In den nächsten Minuten schweigen wir einfach, bis wir das Geräusch eines Geländewagens vernehmen. Ich löse mich ein wenig aus der Umarmung, um zu sehen, was los ist. Ein paar Meter von uns entfernt hält ein großer schwarzer Wagen und tief in mir drinnen habe ich schon eine Vermutung, die sich auch bestätigt, als die Tür aufgerissen wurde und ein gewisser Feroxanführer aussteigt. Oh Mann, was habe ich jetzt schon wieder verbrochen wenn er mich sogar schon während der Arbeit aufsucht?
„Gar nicht so einfach, euch zu finden wenn ihr nicht in dem Gebiet seid, in dem ihr eigentlich sein solltet!" Seine zornige Stimme lässt mich zusammenzucken. Eric marschiert auf uns zu und sieht zuerst mich, dann Drew, und dann Drews Arm an, der noch immer auf mir liegt. Als Drew Eric's schneidenden Blick bemerkt, nimmt er seinen Arm langsam von meinen Schultern und tritt einen Schritt zur Seite. Innerlich verdrehe ich die Augen. Einfach lächerlich.
Eric kommt näher und bleibt knapp vor Drew stehen, auf den er mit verengten Augen herunterschaut. „Wenn ich deine Arme noch einmal da sehe, wo sie nicht hingehören, dann breche ich sie dir. Hast du das verstanden?" Fassungslos starre ich die beiden an und bemerke Drews völlig überfordertes Gesicht.

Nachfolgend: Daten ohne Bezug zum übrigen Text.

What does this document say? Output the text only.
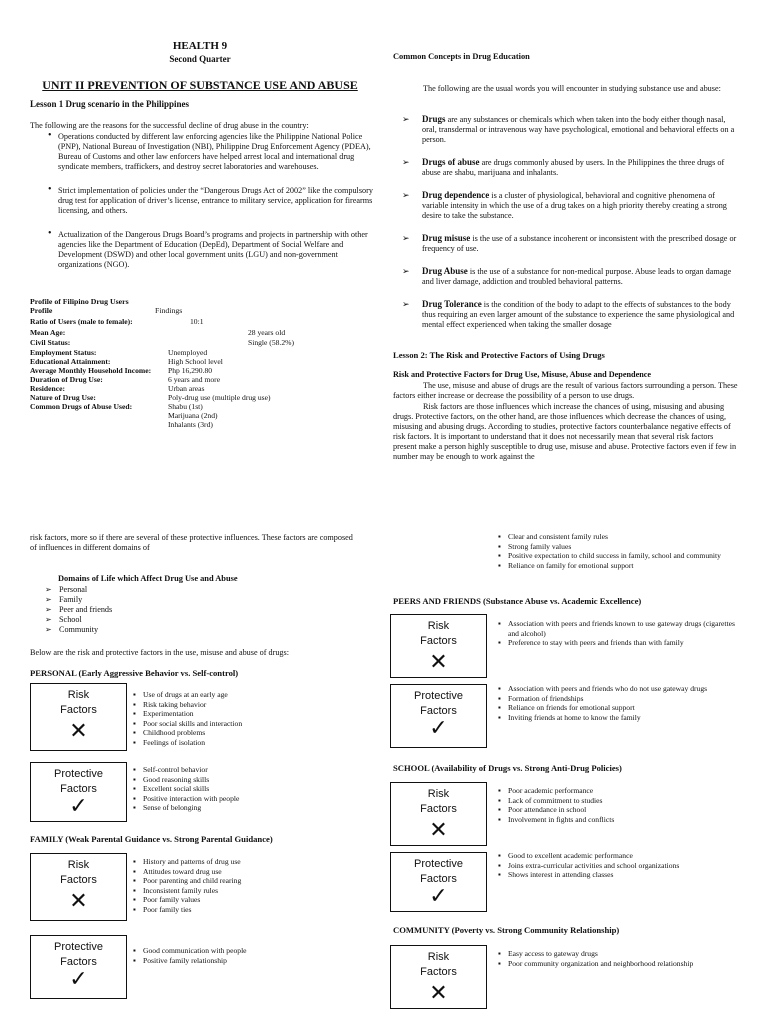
HEALTH 9
Second Quarter
UNIT II PREVENTION OF SUBSTANCE USE AND ABUSE
Lesson 1 Drug scenario in the Philippines
The following are the reasons for the successful decline of drug abuse in the country:
• Operations conducted by different law enforcing agencies like the Philippine National Police (PNP), National Bureau of Investigation (NBI), Philippine Drug Enforcement Agency (PDEA), Bureau of Customs and other law enforcers have helped arrest local and international drug syndicate members, traffickers, and destroy secret laboratories and warehouses.
• Strict implementation of policies under the “Dangerous Drugs Act of 2002” like the compulsory drug test for application of driver’s license, entrance to military service, application for firearms licensing, and others.
• Actualization of the Dangerous Drugs Board’s programs and projects in partnership with other agencies like the Department of Education (DepEd), Department of Social Welfare and Development (DSWD) and other local government units (LGU) and non-government organizations (NGO).
Profile of Filipino Drug Users
Profile	Findings
Ratio of Users (male to female):	10:1
Mean Age:	28 years old
Civil Status:	Single (58.2%)
Employment Status:	Unemployed
Educational Attainment:	High School level
Average Monthly Household Income: Php 16,290.80
Duration of Drug Use:	6 years and more
Residence:	Urban areas
Nature of Drug Use:	Poly-drug use (multiple drug use)
Common Drugs of Abuse Used:	Shabu (1st)
Marijuana (2nd)
Inhalants (3rd)
Common Concepts in Drug Education
The following are the usual words you will encounter in studying substance use and abuse:
➢ Drugs are any substances or chemicals which when taken into the body either though nasal, oral, transdermal or intravenous way have psychological, emotional and behavioral effects on a person.
➢ Drugs of abuse are drugs commonly abused by users. In the Philippines the three drugs of abuse are shabu, marijuana and inhalants.
➢ Drug dependence is a cluster of physiological, behavioral and cognitive phenomena of variable intensity in which the use of a drug takes on a high priority thereby creating a strong desire to take the substance.
➢ Drug misuse is the use of a substance incoherent or inconsistent with the prescribed dosage or frequency of use.
➢ Drug Abuse is the use of a substance for non-medical purpose. Abuse leads to organ damage and liver damage, addiction and troubled behavioral patterns.
➢ Drug Tolerance is the condition of the body to adapt to the effects of substances to the body thus requiring an even larger amount of the substance to experience the same physiological and mental effect experienced when taking the smaller dosage
Lesson 2: The Risk and Protective Factors of Using Drugs
Risk and Protective Factors for Drug Use, Misuse, Abuse and Dependence
The use, misuse and abuse of drugs are the result of various factors surrounding a person. These factors either increase or decrease the possibility of a person to use drugs.
Risk factors are those influences which increase the chances of using, misusing and abusing drugs. Protective factors, on the other hand, are those influences which decrease the chances of using, misusing and abusing drugs. According to studies, protective factors counterbalance negative effects of risk factors. It is important to understand that it does not necessarily mean that several risk factors present make a person highly susceptible to drug use, misuse and abuse. Protective factors even if few in number may be enough to work against the
risk factors, more so if there are several of these protective influences. These factors are composed of influences in different domains of
Domains of Life which Affect Drug Use and Abuse
➢ Personal
➢ Family
➢ Peer and friends
➢ School
➢ Community
Below are the risk and protective factors in the use, misuse and abuse of drugs:
PERSONAL (Early Aggressive Behavior vs. Self-control)
Risk
Factors
✕
▪ Use of drugs at an early age
▪ Risk taking behavior
▪ Experimentation
▪ Poor social skills and interaction
▪ Childhood problems
▪ Feelings of isolation
Protective
Factors
✓
▪ Self-control behavior
▪ Good reasoning skills
▪ Excellent social skills
▪ Positive interaction with people
▪ Sense of belonging
FAMILY (Weak Parental Guidance vs. Strong Parental Guidance)
Risk
Factors
✕
▪ History and patterns of drug use
▪ Attitudes toward drug use
▪ Poor parenting and child rearing
▪ Inconsistent family rules
▪ Poor family values
▪ Poor family ties
Protective
Factors
✓
▪ Good communication with people
▪ Positive family relationship
▪ Clear and consistent family rules
▪ Strong family values
▪ Positive expectation to child success in family, school and community
▪ Reliance on family for emotional support
PEERS AND FRIENDS (Substance Abuse vs. Academic Excellence)
Risk
Factors
✕
▪ Association with peers and friends known to use gateway drugs (cigarettes and alcohol)
▪ Preference to stay with peers and friends than with family
Protective
Factors
✓
▪ Association with peers and friends who do not use gateway drugs
▪ Formation of friendships
▪ Reliance on friends for emotional support
▪ Inviting friends at home to know the family
SCHOOL (Availability of Drugs vs. Strong Anti-Drug Policies)
Risk
Factors
✕
▪ Poor academic performance
▪ Lack of commitment to studies
▪ Poor attendance in school
▪ Involvement in fights and conflicts
Protective
Factors
✓
▪ Good to excellent academic performance
▪ Joins extra-curricular activities and school organizations
▪ Shows interest in attending classes
COMMUNITY (Poverty vs. Strong Community Relationship)
Risk
Factors
✕
▪ Easy access to gateway drugs
▪ Poor community organization and neighborhood relationship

„Eric er hat mich doch nur -", beginne ich Drew zu verteidigen, doch er unterbricht mich.
„Zu dir komme ich noch! Und misch dich hier nicht ein!", knurrt er. Was zum Teufel ist denn in den gefahren?!
„Verstanden. Es war mein Fehler, tut mir leid.", stammelt Drew, aber ich höre heraus, dass er es nicht ernst meint. Er sagt Eric einfach das, was er hören will, so wie es jeder Ferox macht, dem etwas an seinem Leben liegt. Die beiden funkeln sich noch eine Weile an, bis Eric vonDrew ablässt und mich ins Visier nimmt. Ich schlucke und trete unwillkürlich einen Schritt zurück.
„Wir haben nicht bemerkt, dass wir zu weit gelaufen sind. Tut uns leid.", erkläre ich und sehe ihn entschuldigend an.
„Euer Dienst endet ohnehin bald. Dein Partner wird bis dahin allein zurechtkommen müssen, du steigst in den Wagen.", befiehlt er und macht eine Handbewegung, dass ich mich beeilen soll. Verwirrt sehe ich ihn an. „Wieso?", frage ich.
„Weil ich es sage!" Die letzten Worte schreit er fast und ich gehe eingeschüchtert zum Wagen. Still kauere ich mich auf den Beifahrersitz, kurz darauf startet er den Motor und wir fahren davon.